Talkback

PUBLISHED : Monday, 27 October, 2008, 12:00am
UPDATED : Monday, 27 October, 2008, 12:00am
 

What do you think of the Discovery Bay ferry proposal?

The Discovery Bay Transportation Services company operating the ferry service there claims accumulated losses of HK$120 million, but the company has refused to disclose how this figure was computed so the claim is impossible to verify.

The annual reports of parent company Hong Kong Resort never mentioned any drastic losses. On the contrary, they hint at a slightly profitable operation.

The March 2005 annual report said: 'Despite the continuing rise in fuel prices, the operating costs of the ferry and bus services have remained stable through effective cost-control measures.'

In March of last year it was reported: 'Patronage of both bus and ferry services has been increasing steadily. Despite the tough operating environment due to the escalating fuel price, the division managed to alleviate the operation's adversity through stringent cost control and efficiency enhancement.'

This year the report said patronage of both bus and ferry services rose moderately. The group would continue to find ways to overcome the operational difficulties.

So where is the truth?

Discovery Bay Transportation Services also projects further losses based on fuel-price projections, using an averaged cost of fuel 'from the past six months'. But it has been unable - or unwilling - to state what this average price was and how it compares with today's actual price.

Here again, no substantiated figures are available to be able to make a sound judgment.

Scaling down ferry services or imposing an unacceptable increase in fares will automatically put more pressure on a bus service already showing signs of being overstretched.

Wasn't a reasonably priced, excellent ferry service a major attraction for Discovery Bay's investors and tenants?

Michel Henry, Discovery Bay

How can we improve English standards?

Ranulph Hayward, in his reply (Talkback, October 22) to my letter (Talkback, October 20), misunderstood what I said. Let me clarify.

I said the English level of teachers in Hong Kong was poor. I did not refer specifically to 'English teachers'.

I am sure most English teachers have an acceptable level of English, but that is only one element of the students' educational experience, and far too insignificant to raise the competency level of our secondary students.

Craig Gibson, Sha Tin

Should private estates allow the keeping of pets?

Private estates should allow residents to keep pets, as long as the estate has the facilities that pets require.

People spend a lot of money buying a flat in a private estate. They should have the right to keep their pets.

However, their neighbours in the estates are also entitled to enjoy a decent environment. Pets running along the corridors and answering the call of nature in the lobbies are absolutely not acceptable.

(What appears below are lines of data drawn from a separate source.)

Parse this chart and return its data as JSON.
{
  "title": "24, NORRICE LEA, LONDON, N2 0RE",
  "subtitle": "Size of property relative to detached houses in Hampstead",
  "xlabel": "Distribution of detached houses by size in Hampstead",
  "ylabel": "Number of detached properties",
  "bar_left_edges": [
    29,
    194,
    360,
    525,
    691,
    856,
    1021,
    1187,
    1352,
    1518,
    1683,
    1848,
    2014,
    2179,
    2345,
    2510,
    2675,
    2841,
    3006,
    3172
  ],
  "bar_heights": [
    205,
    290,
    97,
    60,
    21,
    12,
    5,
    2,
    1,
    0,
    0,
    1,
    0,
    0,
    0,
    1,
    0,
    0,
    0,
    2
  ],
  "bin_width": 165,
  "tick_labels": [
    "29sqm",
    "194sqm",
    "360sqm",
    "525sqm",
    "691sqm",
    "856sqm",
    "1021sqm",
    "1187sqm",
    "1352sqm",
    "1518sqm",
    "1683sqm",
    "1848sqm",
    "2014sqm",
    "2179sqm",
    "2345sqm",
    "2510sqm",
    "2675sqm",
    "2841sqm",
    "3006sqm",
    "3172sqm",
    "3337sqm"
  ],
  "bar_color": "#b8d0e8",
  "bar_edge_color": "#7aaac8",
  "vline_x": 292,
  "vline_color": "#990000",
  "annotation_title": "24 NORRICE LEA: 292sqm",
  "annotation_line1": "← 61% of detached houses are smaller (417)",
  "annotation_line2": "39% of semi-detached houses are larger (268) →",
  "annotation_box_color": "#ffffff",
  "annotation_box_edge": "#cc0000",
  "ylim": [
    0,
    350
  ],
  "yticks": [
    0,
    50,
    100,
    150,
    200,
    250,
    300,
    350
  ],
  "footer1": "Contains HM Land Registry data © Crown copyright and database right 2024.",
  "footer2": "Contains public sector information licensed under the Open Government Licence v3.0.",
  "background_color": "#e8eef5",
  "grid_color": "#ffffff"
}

Therefore, there have to be appropriate facilities provided by the estate, such as parks and pet toilets.

Pets need sufficient space to exercise. If they cannot get enough exercise they will not stay healthy.

Flat owners have to think about all these things before they decide whether or not to have a pet.

Tsang Man-yin, Kwun Tong

What do you think of the proposed food-recall law?

It is essential to pass such a law, so that the government has the power to act if it suspects that a food product might be tainted.

Many people, especially parents, have been made more uneasy than they were before because of the tainted-food scandal, which originated on the mainland.

Hongkongers have come to wonder if the food they are buying is safe to eat.

It is the government's responsibility to enact whatever legislation is required to allay these fears, in the interests of public safety.

They have to be able to undertake comprehensive tests of suspect food products and ensure they get them right. Food manufacturers could face substantial financial losses if the government were to get its analyses wrong, because then the matter of compensation would have to be considered.

There should be no delays in bringing into force this important legislation.

Jipakio Ip, Tsuen Wan

On other matters...

Hong Kong's beautiful countryside is being colonised by monkeys.

Even the most inattentive passers-by at the Shing Mun Reservoir or the Kowloon Reservoir in the New Territories cannot fail to see that these animals are everywhere.

I do not know how they got there in the first place, but their numbers have increased substantially over the last 10 years.

There are signs throughout the country parks saying that feeding wild animals is an offence and people who do so are liable to be fined. However, the reality is that, just like many other warnings put up by the government, these signs are ignored.

Furthermore, you are unlikely to see any officials from the Agriculture, Fisheries and Conservation Department enforcing the law.

At a time when the government is so scared of bird flu and other infectious diseases, I cannot understand why the department allows this state of affairs to continue.

Who knows what diseases these monkeys are carrying? They are not only scavenging for refuse left by people, but they snap at your plastic bags when you are at a barbecue site or if you are in a small group of people.

It is not good when wild animals become bolder in this manner. How long will it be before they actually attack a human? It really is time the government acted and dealt with this problem before it gets out of control.